Engaging Chesterton on doctrine

I enjoy reading the 'Conciliar Anglican' blog now and again; it is the place to go for thoughtful posts from an Episcopal priest deeply rooted in the ancient orthodoxy ("true and right belief") of the universal ("catholic") Church across the ages.  In this recent post he engages with the always provocative G.K. Chesterton on the virtues of firm doctrinal boundaries (much maligned by certain members and even leaders and bishops of the historic Protestant Churches these days).  Read the full post HERE.
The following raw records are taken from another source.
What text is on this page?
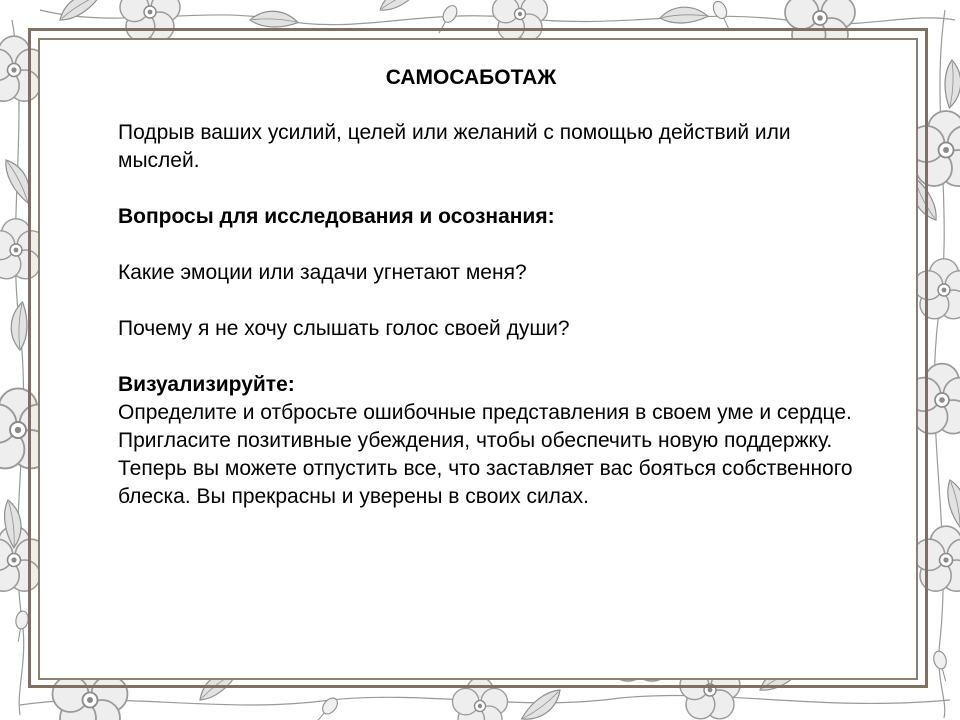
САМОСАБОТАЖ

Подрыв ваших усилий, целей или желаний с помощью действий или мыслей.

Вопросы для исследования и осознания:

Какие эмоции или задачи угнетают меня?

Почему я не хочу слышать голос своей души?

Визуализируйте:

Определите и отбросьте ошибочные представления в своем уме и сердце. Пригласите позитивные убеждения, чтобы обеспечить новую поддержку. Теперь вы можете отпустить все, что заставляет вас бояться собственного блеска. Вы прекрасны и уверены в своих силах.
I am convinced that the recovery of firm doctrinal boundaries is a key to the renewal of Christianity in our culture.  Not that the Church needs or must have a hard and fast rule or teaching on every possible issue - that kind of rigidity leaves little room for thinking through the implications of our faith; yet on the other hand an indifferent "anything goes" attitude towards Christian teaching and Biblical (mis)interpretation - which has prevailed in some circles of historic Protestantism - leaves churches with no identity, no message, and therefore no relevance, no prophetic challenge, and no gospel consolation for the world around us.

I am one who finds such boundaries exactly where they've always been: in the historic catholic creeds (such as the Apostles' and Nicene Creeds) and in the doctrinal standards of my own denomination.  The above statue of Chesterton is in the quaint town of Ponchatoula in my home state of Louisiana.  How it got there, I know not, but I think it is great.